Anemia caused by folic acid deficiency normally responds quickly to
oral folic acid and vitamin B12 supplementation. Anticonvulsants,
antituberculosis drugs, alcohol, and oral contraceptives have been
associated with low serum levels of folate (Lambie DG et al 1985).
Vitamin B12
In pernicious anemia, the body lacks
intrinsic factor, which is needed to carry vitamin B12 from the
digestive tract into the bloodstream. This condition often affects the
gastrointestinal tract and the nervous system, with symptoms that range
from weakness to vertigo to angina. Vitamin B12 is available as a
supplement in multiple forms, including cyanocobalamin and
methylcobalamin. The conventional treatment for pernicious anemia is an
intramuscular injection of cyanocobalamin, often followed by lifelong
supplementation with vitamin B12.
One study, however, showed that subjects given 1500 micrograms (mcg)
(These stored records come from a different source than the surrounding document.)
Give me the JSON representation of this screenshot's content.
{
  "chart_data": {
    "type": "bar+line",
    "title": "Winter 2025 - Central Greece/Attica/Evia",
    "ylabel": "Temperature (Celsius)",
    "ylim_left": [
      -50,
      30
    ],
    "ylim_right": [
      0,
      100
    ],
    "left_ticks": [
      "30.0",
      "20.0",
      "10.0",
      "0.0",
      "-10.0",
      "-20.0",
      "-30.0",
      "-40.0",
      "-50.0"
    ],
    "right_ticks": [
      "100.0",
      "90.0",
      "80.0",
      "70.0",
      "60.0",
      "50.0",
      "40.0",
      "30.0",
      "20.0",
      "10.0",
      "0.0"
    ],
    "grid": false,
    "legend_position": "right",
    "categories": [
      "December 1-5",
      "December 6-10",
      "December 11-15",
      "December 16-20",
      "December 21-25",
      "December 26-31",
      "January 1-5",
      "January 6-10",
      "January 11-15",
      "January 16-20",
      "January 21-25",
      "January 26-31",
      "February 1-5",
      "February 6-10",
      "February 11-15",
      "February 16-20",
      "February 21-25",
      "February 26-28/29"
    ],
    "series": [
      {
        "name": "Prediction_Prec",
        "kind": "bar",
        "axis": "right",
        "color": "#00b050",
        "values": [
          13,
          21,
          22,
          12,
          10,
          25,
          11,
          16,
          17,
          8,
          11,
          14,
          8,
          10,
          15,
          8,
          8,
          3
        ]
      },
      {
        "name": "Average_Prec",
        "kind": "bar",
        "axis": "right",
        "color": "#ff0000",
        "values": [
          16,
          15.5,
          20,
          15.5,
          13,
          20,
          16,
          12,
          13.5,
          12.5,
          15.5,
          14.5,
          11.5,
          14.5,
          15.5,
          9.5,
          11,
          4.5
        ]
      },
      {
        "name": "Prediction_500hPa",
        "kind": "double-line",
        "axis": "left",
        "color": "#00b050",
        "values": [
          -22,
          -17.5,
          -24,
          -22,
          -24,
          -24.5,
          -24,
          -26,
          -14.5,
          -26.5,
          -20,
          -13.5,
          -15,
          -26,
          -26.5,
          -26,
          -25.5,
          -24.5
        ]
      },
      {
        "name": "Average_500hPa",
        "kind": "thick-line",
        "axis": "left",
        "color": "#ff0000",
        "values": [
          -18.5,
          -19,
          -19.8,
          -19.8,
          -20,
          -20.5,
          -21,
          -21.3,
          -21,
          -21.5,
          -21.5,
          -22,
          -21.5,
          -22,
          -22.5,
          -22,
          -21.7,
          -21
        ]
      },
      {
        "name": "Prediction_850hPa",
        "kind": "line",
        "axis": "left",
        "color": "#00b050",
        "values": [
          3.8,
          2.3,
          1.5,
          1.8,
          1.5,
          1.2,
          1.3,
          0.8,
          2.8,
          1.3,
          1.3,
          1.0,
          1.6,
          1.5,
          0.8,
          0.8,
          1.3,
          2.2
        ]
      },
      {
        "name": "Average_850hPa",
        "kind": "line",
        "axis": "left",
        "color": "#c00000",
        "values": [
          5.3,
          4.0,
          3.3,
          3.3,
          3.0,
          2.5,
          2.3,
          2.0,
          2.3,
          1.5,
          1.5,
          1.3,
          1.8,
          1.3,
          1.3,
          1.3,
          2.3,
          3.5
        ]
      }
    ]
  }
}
of methylcobalamin orally daily for 1 to 3 months experienced prompt
correction of their anemia, with recovery of neurological disturbances
observed after 1 month and recovery of hemoglobin and serum
concentrations within 2 months. These results imply that orally
administered methylcobalamin may be as effective as traditional vitamin
B12 injections for treatment of pernicious anemia (Takasaki Y et al
2002). If, however, red blood cell levels fail to respond to treatment
with methylcobalamin, conventional treatment should be sought.
Copper, zinc, and selenium
Trace minerals can be
an adjunctive nutritional therapy to reduce the effect of anemia on
normal red blood cell function. Copper, zinc, and selenium are used in
biochemical processes such as cellular utilization of oxygen, DNA and
RNA reproduction, maintenance of cell membrane integrity, and
sequestration of free radicals (Chan S et al 1998).
L-carnitine
Patients with anemia caused by
end-stage renal disease respond to therapy with L-carnitine. In one
study, L-carnitine therapy increased hematocrit and decreased
resistance to erythropoietin (Horl WH 2002).
Testosterone therapy
Anemia associated with
testosterone deficiency can be addressed with testosterone replacement
therapy, which can stimulate erythropoietin production and increase
hematocrit. Potential candidates for testosterone replacement therapy
should undergo a complete physical examination including a complete
medical history and a hormone profile (Morales A et al 2000).